The 2014 Rock and Roll Hall of Fame inductee as a member of KISS, Simmons told the newspaper that even in the band's early days back in the '70s he was doing alright financially.

"I'm duly diligent. I do a better job of balancing my budget than the U.S. government does with its budget. America is in debt for almost $17 trillion. I've never been in debt. … I've always had more money than I spent, which is Rule No. One …."

Tripped up by taxes: Good for Gene. But the hyperbole that works so well on stage tripped him up when it came to talking taxes.

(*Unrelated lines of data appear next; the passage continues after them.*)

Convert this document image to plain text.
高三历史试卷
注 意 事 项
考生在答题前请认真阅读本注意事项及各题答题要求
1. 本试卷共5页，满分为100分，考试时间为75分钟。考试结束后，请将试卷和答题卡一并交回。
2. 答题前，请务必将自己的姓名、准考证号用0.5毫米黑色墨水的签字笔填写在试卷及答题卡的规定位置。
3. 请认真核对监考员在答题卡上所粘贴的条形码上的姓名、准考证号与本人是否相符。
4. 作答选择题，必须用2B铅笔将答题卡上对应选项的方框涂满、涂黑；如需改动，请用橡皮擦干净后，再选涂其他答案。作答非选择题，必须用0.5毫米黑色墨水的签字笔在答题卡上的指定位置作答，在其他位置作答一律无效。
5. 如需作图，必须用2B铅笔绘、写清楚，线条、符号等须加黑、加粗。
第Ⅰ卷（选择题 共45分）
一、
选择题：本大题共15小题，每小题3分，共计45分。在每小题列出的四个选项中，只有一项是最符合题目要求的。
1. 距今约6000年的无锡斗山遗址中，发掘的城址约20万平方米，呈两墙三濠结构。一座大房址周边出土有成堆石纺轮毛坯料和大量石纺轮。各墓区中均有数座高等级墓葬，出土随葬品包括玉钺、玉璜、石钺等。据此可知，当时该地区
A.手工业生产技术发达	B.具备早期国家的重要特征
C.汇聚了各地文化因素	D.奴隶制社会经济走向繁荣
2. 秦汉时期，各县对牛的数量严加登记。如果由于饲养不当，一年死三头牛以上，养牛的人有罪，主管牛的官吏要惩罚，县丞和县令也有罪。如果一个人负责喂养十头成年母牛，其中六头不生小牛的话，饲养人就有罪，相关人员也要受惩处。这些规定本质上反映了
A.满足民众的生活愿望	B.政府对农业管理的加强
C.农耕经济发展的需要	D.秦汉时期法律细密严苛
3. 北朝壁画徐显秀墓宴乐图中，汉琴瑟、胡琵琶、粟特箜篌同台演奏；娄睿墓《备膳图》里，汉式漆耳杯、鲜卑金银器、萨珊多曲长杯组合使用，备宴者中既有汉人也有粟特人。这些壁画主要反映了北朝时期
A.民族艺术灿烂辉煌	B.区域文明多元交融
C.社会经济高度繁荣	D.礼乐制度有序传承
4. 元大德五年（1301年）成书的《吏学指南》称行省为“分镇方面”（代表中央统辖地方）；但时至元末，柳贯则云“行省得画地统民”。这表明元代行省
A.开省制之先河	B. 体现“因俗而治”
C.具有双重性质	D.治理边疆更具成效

Simmons declared his 30 years as a member of the country's wealthiest 1 percent as fantastic. Why so great? The man who wears the demon face pain on stage explains:

"The 1 percent pays 80 percent of all taxes. Fifty percent of the population of the U.S. pays no taxes. The 1 percent provides all the jobs for everybody else. If the 1 percent didn't exist, there would be chaos and the American economy would drop dead. Try being nice to rich people. I don't remember the last poor person who gave me a job."

Sound <cough> Romney 47 percent <cough> familiar?

That similarity caught the eye of Glenn Kessler, the Washington Post's Fact Checker, who noted that the flamboyant rocker is a tad confused about the U.S. tax system.

When it comes to who does and doesn't pay taxes, Kessler writes:

"Simmons, a staunch Republican, might be surprised to learn that when some people do not pay income taxes, it is often because of policies advocated by Republicans, such as child tax credits and tax benefits for the working poor. President Richard M. Nixon offered an early version of the earned income tax credit, and it was enacted under Gerald R. Ford and expanded under Ronald Reagan and George H.W. Bush. In the 1990s, House Speaker Newt Gingrich (R-Ga.) pushed for the child tax credit — signed into law by Democrat Bill Clinton in 1997 and expanded by George W. Bush in 2004."

Simmons is even more off base, says Kessler, with his assertion that "the 1 percent pays 80 percent of all taxes." A Tax Policy Center study found that the top 1 percent actually pays about 26 percent of all taxes.

Kessler gives Simmons four Pinocchios because "his claims are wildly off-base, especially when talking about 'all taxes.'"

Other KISS interests: Maybe Simmons should stick with music and the Los Angeles Arena Football League team KISS, of which Simmons and bandmate Paul Stanley own a share.

Or, judging from the KISS' dismal record on the indoor field, maybe Simmons should just stick with rocking and rolling all night and partying every day.